RMC occurs much more frequently in young males with sickle cell trait than in those with homozygous sickle cell [3]. Early mortality is the rule, with few reports of survival beyond a few months [4]. It typically arises from the renal medulla, and radiologically, the lesions usually show highly aggressive, infiltrating and poorly defined masses with increased echogenicity or enhancement with associated retroperitoneal adenopathy [5]. CT or MRI can be used for diagnosis but a fine-needle aspiration biopsy is recommended because this has a high sensitivity and will show the typical features of RMC.

It is obviously important to differentiate between RMC and other renal tumours. Unlike renal cell carcinoma, most patients with RMC present with hematuria, flank pain and/or a palpable mass. The primary differential diagnosis for RMC is collecting duct carcinoma (CDC) because they do share some features. However, Swatz et al [6] described genetic, clinical and histopathological differences between the two, and Srigley and Eble [7] suggested collecting duct carcinoma as most likely to present in a patient without sickle cell trait, primarily in males and later in life (median age of 53 years). Moreover, RMC has predominantly a reticular pattern, whereas CDC more commonly displays a tubular or tubulopapillary patterns and immunohistochemically, CDC typically is cytokeratin 34-E12 and ulex europeus agglutinin 1 lectin positive.

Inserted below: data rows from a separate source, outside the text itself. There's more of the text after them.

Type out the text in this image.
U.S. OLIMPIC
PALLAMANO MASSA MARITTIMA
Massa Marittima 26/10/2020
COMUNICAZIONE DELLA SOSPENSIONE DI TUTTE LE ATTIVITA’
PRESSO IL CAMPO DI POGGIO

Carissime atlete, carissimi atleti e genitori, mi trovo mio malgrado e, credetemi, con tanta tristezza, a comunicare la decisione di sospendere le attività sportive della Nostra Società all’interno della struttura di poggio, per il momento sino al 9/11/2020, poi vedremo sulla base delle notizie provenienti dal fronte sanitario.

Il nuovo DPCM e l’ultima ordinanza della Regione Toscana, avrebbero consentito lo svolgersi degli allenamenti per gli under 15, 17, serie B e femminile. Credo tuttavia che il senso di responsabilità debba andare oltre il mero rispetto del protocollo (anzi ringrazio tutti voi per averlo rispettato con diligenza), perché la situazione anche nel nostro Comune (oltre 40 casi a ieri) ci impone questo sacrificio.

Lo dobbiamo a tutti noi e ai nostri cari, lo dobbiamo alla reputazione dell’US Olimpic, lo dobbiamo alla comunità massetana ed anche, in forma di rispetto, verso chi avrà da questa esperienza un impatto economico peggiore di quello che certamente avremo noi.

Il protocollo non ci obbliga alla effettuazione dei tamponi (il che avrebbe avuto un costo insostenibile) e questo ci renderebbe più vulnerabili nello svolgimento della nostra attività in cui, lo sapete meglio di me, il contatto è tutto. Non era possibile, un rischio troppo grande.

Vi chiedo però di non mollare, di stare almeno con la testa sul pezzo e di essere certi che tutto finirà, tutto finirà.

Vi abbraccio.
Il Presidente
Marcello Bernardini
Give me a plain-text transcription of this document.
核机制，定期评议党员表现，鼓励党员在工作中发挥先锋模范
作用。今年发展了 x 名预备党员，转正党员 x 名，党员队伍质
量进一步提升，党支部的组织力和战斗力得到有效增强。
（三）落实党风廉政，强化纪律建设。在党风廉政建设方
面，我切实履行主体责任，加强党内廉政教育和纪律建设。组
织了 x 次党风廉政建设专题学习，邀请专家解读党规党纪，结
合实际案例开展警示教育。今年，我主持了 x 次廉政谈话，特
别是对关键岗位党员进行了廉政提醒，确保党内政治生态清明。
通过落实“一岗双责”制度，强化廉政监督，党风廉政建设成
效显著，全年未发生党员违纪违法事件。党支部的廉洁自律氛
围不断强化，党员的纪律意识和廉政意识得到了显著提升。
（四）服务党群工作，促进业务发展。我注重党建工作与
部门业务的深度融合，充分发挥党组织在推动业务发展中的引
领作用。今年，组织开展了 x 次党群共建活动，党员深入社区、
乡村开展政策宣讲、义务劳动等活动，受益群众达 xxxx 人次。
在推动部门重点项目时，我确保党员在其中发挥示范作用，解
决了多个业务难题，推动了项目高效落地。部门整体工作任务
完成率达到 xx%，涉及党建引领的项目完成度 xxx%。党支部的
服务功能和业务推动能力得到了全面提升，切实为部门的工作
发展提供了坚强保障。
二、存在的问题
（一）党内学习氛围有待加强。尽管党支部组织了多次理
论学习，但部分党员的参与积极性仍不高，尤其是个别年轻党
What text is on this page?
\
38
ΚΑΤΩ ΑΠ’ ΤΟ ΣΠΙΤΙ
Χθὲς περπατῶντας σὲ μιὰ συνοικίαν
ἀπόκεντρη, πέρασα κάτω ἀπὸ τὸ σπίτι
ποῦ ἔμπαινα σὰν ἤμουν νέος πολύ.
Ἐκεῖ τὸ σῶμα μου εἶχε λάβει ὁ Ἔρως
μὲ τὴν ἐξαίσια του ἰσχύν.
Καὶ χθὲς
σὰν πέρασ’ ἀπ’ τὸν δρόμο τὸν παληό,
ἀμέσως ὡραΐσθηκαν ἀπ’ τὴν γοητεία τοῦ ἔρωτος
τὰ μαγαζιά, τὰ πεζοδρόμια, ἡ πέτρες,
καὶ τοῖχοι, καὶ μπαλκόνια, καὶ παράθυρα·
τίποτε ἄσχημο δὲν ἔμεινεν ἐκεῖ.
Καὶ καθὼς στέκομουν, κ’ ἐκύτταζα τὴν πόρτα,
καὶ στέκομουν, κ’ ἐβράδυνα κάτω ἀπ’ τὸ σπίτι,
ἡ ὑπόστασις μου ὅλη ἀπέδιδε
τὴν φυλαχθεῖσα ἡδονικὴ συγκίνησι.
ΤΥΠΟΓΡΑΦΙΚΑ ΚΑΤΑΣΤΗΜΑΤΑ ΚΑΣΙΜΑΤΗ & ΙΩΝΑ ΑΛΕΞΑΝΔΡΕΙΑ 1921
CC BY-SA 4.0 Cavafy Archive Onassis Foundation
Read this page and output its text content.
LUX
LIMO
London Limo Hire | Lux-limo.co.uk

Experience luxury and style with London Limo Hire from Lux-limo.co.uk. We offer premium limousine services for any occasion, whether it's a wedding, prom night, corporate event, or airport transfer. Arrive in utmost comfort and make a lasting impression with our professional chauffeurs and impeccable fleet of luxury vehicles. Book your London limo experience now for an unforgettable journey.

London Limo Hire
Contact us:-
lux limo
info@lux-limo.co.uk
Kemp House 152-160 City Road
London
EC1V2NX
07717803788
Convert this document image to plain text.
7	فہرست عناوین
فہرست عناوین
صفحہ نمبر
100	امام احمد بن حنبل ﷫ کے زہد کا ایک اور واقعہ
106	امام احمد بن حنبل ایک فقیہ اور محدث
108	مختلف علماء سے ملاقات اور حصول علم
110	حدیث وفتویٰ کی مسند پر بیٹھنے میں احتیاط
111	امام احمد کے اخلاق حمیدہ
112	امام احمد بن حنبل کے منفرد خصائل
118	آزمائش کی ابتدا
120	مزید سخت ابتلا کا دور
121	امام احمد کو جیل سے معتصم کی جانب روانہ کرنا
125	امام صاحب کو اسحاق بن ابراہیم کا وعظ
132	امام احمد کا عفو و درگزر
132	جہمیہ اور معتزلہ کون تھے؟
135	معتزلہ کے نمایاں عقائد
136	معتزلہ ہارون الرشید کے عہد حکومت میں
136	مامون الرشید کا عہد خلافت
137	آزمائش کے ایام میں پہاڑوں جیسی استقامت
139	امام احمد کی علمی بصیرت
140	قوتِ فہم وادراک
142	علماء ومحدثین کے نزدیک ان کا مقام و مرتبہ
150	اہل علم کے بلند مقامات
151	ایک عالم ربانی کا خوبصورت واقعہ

The outcome of renal medullary carcinoma is generally very poor due to the aggressive nature of this neoplasm, late diagnosis and also to its resistance to conventional chemotherapy. The mean survival is about 3 months [1]. The long duration of symptoms in most patients perhaps offers the best hope for future improvements in survival rate mainly with early diagnosis, as there is currently little literature to suggest any true success with surgical, chemo- and/or radio-therapeutic modalities. It is essential that primary healthcare doctors and specialist urologists are aware of this diagnosis so that early investigations can be arranged in all young black patients with sickle cell trait presenting with hematuria and/or loin pain.